There are a handful of incidents where Mrs. Bridge nearly breaks form. About a quarter into the novel, in “Sentimental Moment,” Mrs. Bridge “stirred uneasily” as she realized that “surely some time had gone by”; while she had originally thought her husband’s late hours were a “temporary condition . . . this was not the way it turned out . . . Mrs. Bridge now understood she would never see very much of him.” Moreover, she admits she has “too much leisure time.” She alludes to all the chores that keep her busy, that must keep her busy, but as she is ruminating, Mr. Bridge arrives home. Her introspection ceases immediately: “She turned swiftly from the window and hurried toward him with an intent, wistful expression, knowing what she wanted without knowing how to ask for it.” It’s a heart-wrenching scene for any reader in the twenty-first century, full as we are with hindsight about that era and its repression. (Since we spend most of our time with Mrs. Bridge, we don’t get much of Mr. Bridge. To provide us with more on this character, Connell published Mr. Bridge in 1969; it is every bit as good as Mrs. Bridge, and is also written in the vignette form.)

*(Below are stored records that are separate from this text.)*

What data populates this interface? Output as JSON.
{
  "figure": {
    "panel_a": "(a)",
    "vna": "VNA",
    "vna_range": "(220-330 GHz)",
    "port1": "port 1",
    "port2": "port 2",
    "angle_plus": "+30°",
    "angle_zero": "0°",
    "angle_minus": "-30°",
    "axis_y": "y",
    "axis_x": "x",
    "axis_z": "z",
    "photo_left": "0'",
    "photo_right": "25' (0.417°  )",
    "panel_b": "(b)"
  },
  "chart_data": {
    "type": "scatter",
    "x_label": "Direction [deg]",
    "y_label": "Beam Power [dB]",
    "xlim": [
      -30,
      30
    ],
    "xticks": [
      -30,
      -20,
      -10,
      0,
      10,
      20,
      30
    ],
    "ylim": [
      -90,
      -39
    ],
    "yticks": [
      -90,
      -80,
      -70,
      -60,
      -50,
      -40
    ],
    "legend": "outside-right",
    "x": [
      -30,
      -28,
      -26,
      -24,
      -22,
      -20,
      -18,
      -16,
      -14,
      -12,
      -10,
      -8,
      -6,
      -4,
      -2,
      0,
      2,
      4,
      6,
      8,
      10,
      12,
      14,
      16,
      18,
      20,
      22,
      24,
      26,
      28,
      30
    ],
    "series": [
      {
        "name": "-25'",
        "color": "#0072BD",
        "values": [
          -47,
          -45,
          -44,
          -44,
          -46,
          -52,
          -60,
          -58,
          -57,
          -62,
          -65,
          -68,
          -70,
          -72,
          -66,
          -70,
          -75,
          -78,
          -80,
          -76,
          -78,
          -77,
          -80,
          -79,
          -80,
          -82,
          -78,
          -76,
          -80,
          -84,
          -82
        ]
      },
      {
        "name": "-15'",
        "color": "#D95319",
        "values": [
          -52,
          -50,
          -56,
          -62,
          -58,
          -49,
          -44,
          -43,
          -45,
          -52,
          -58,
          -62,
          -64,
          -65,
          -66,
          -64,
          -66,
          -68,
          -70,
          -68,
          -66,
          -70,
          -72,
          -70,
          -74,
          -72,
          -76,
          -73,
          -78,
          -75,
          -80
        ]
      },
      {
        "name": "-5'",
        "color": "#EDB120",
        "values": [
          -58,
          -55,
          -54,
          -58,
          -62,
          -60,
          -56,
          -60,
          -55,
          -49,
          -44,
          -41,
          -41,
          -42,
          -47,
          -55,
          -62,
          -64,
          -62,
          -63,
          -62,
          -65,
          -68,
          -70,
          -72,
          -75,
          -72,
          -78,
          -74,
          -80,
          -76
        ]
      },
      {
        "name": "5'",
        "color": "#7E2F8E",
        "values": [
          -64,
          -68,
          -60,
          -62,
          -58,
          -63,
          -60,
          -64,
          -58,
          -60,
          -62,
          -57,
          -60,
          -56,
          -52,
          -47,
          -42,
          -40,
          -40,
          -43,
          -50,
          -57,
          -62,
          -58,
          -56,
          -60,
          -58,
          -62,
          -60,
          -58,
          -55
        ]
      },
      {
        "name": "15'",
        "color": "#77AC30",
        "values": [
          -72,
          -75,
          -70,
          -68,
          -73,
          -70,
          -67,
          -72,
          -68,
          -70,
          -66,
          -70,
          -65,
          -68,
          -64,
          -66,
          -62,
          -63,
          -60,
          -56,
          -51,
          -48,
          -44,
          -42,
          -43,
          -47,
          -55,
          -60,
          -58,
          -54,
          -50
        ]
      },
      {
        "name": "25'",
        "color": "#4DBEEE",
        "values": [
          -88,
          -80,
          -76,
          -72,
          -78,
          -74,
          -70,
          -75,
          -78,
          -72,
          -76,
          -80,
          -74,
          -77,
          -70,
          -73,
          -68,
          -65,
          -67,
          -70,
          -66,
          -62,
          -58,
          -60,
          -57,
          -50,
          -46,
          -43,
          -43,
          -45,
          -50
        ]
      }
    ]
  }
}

Late in the novel and late in Mrs. Bridge’s life, she is at her dressing table spreading cold cream on her face; while thinking about how to “occupy” the next day, “the swift cool touch demoralized her so completely that she almost screamed. She continued spreading the cream over her features, steadily observing herself in the mirror, and wondered who she was . . . rapidly, soundlessly, she was disappearing into white, sweetly scented anonymity.” But Mrs. Bridge is not theatrical. She is not April Wheeler, or Emma Bovary, or Nora Helmer. Connell continues, “Gratified by this she smiled, and perceived a few seconds later that beneath the mask she was not smiling. All the same, being committed, there was nothing to do but proceed.” As if taking a cue from his protagonist, that is what Connell does with his form. The last vignettes do not bring any significant shift in Mrs. Bridge’s behavior, nor does she try to break her indenture with the forms of her time.

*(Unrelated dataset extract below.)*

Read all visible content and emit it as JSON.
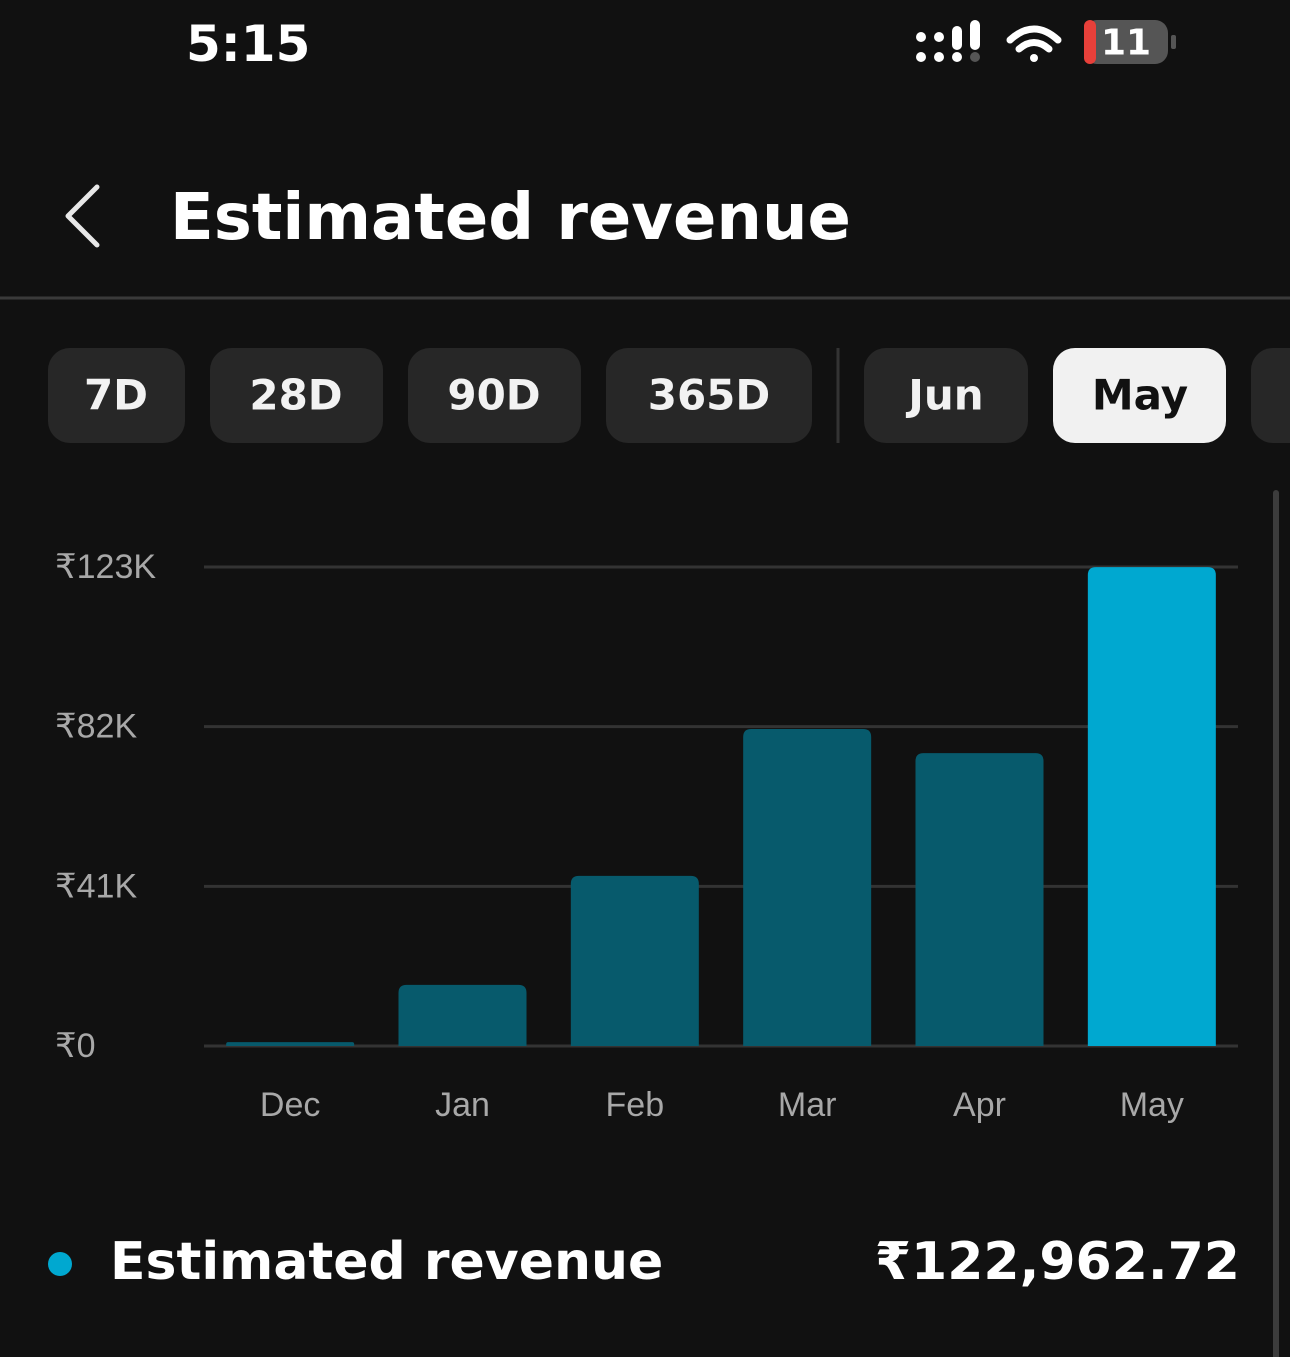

There’s a scene in Wharton’s The Age of Innocence where Newland Archer is thinking about how it would “be his task to take the bandage from [his fianceé May Welland’s eyes], and bid her look forth on the world.” But then Newland shivers and recalls a “Kentucky cave-fish, which had ceased to develop eyes because they had no use for them. What if, when he had bidden May Welland to open hers, they could only look out blankly at blankness?” Living more than a half-century later, Mrs. Bridge has eyes to see the world; she can do so many things that May Welland couldn’t, but she insists on blankness. She prefers The Tattler, a society rag that some call the original social media, over books, the news, and learning new skills. She is gifted Spanish records, but never commits to learning the language. When she and Mr. Bridge travel to Europe, they are sitting in an Italian café the day Hitler invades Poland, but when they return to Kansas, Mrs. Bridge tells her friends, “she really had no idea what was going on . . . she could not honestly give an opinion. She felt more sure of herself when asked about the sights they had seen.” If we’ve learned anything from these novels, it’s not that Americans invented materialism and ennui, but that certainly we’ve perfected it. Mrs. Bridge’s consumptive, appearance-obsessed nature might not take the same form as May Welland’s, but there’s a thin line that connects these two women, and there’s a line that connects both of them to us now, in our age of virtual signaling, compartmentalization, and optimization. Ours is only a new iteration of acceptable blankness and incessant proceeding.